Tuesday, September 4, 2007

Seminars and semester

I'm in two seminars now, which I intend to use for blog fodder. We'll see how long that lasts, since I obviously have bursty blogging habits. The first seminar is Statistical Models and Methods for Networks, taught by Steve Fienberg, and the second is Analysis of Social Media, led by William Cohen and Natalie Glance (of Google Pittsburgh). Both seem very promising, as the syllibi list a number of papers that are in my embarrassingly large "should read but haven't gotten around to" pile. Plus, since grades are based on class participation (and perhaps a one-hour presentation), they should be low-stress, compared to other courses I've taken.

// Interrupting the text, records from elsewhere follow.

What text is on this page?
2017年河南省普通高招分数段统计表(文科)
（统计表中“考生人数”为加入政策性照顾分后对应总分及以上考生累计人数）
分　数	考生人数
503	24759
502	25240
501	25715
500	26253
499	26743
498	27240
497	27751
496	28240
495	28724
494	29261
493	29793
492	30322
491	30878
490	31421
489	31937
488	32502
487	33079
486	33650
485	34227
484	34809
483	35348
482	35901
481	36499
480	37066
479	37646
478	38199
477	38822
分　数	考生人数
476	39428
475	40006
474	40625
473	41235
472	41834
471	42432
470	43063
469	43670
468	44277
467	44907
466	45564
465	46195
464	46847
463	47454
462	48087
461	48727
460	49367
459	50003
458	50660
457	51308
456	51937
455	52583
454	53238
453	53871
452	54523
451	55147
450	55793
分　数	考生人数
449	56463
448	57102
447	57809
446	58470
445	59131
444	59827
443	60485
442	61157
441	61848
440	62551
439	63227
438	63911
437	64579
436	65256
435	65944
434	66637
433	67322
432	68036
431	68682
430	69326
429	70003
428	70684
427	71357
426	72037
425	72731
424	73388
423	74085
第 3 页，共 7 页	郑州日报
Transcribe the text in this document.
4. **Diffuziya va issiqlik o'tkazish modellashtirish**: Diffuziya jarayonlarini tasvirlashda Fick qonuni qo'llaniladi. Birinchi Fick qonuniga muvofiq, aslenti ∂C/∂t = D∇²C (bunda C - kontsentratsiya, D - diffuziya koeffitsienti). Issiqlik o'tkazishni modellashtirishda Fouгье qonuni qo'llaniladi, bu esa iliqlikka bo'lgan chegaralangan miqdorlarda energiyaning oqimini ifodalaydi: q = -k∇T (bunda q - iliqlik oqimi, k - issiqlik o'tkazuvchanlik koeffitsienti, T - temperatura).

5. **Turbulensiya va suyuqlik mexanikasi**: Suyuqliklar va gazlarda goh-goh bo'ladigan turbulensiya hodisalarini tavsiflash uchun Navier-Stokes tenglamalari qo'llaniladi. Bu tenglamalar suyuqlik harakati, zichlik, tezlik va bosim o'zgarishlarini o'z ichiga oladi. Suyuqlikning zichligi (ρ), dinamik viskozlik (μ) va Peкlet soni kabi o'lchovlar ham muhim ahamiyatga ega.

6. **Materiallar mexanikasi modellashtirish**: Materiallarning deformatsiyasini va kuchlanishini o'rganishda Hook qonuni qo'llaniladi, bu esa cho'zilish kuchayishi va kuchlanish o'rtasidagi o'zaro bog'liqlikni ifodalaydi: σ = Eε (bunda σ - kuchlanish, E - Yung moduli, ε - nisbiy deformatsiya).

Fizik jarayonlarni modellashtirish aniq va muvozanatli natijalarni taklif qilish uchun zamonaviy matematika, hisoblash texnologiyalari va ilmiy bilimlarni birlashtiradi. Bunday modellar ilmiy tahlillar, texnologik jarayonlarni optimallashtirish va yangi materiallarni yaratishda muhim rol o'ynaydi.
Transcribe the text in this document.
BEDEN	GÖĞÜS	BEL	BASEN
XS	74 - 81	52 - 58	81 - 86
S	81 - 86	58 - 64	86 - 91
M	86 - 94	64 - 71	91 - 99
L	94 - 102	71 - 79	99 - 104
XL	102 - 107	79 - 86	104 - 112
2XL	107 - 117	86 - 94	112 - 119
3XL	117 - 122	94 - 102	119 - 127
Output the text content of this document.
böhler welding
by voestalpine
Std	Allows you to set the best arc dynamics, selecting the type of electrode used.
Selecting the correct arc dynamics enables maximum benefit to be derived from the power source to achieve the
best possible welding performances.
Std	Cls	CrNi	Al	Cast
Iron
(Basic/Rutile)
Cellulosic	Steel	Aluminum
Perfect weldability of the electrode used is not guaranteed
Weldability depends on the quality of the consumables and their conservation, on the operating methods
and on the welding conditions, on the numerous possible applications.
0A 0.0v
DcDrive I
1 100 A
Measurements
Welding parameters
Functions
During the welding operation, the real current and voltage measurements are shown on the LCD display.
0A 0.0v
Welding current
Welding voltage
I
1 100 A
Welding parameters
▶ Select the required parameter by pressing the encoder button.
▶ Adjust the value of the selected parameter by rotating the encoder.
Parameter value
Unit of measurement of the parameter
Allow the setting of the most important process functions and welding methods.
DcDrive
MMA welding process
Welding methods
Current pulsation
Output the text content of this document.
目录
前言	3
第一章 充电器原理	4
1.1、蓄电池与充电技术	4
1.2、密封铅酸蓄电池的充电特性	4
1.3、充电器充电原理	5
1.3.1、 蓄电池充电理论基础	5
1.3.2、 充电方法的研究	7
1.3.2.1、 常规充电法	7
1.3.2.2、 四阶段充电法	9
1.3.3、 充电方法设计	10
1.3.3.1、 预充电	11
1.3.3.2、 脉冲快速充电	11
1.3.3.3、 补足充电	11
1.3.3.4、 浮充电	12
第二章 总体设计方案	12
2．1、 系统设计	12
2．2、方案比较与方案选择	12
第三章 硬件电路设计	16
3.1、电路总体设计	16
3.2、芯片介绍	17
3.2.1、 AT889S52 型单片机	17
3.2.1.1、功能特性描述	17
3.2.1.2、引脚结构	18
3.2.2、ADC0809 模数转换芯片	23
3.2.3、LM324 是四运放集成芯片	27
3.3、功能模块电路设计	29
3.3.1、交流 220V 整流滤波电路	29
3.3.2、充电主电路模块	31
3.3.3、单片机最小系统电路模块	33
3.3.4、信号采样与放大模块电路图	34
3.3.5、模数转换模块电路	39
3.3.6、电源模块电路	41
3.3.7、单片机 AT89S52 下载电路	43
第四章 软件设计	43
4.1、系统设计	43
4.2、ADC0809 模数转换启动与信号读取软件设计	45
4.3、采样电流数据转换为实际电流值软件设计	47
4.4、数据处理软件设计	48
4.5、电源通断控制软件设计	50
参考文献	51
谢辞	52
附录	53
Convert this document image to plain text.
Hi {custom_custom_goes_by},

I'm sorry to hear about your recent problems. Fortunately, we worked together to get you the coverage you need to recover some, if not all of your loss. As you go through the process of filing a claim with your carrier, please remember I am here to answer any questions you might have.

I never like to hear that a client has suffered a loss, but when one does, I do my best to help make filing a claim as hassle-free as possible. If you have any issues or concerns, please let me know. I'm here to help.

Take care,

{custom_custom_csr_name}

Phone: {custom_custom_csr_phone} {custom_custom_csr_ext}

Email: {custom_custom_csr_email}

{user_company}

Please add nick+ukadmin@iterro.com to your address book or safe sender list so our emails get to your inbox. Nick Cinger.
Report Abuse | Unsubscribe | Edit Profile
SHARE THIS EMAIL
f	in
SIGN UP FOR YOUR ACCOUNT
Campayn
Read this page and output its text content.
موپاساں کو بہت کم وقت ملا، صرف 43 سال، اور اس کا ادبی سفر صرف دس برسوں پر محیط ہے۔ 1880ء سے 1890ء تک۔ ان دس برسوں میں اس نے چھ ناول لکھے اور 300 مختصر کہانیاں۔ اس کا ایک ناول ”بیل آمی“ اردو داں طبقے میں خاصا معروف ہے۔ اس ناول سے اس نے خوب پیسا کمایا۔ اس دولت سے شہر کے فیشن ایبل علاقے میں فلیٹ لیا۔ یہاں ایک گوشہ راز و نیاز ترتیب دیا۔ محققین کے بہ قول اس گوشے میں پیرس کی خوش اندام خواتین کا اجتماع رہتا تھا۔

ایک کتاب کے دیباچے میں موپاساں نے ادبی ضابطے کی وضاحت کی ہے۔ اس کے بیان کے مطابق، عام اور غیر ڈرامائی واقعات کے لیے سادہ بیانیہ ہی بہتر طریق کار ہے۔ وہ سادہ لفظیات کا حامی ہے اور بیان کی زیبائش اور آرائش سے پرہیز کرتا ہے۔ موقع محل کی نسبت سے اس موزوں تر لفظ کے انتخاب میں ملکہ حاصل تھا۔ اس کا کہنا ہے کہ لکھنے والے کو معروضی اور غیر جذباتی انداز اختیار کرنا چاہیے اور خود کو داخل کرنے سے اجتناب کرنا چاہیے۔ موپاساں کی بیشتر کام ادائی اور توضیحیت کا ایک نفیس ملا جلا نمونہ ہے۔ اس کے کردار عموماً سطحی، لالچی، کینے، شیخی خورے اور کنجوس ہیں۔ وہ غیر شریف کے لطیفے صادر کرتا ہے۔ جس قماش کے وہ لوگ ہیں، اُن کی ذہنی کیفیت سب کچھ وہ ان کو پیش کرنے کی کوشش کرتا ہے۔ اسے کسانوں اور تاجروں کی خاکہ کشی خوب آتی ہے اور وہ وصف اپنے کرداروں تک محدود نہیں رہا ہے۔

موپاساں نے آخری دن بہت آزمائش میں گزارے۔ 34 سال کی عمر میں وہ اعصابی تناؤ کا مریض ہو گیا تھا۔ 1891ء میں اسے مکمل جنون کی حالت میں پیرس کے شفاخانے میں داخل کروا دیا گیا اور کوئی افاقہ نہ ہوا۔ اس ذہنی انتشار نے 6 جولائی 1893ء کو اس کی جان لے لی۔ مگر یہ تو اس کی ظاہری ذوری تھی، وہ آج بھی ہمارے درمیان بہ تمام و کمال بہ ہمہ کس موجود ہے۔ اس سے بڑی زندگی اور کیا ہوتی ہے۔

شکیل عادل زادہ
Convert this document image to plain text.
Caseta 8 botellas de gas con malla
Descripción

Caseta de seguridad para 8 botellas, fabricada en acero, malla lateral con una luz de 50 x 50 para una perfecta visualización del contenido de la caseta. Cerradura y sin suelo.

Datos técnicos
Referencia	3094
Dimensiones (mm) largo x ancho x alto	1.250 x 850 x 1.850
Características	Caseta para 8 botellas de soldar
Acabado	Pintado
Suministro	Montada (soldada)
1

This semester Christos and I will be putting together a tutorial on graph mining for ICWSM 2008. (We're currently putting together the abstract/bios, so the actual tutorial page will be up soon!) I also have a number of research projects going on, including putting together a paper from my summer work at PricewaterhouseCoopers, actually looking toward a thesis topic, and getting some new datasets. In my spare time I'm compiling into social-network-form election campaign donation data, as my good deed to the machine learning community (and out of personal curiousity). As of now I just need to get it into MATLAB readable format and get about half a gig of webspace so I can post the compressed files. Also this semester I will be continuing my involvement in Dec/5, helping run the first few TG's as the torch is passed to new members.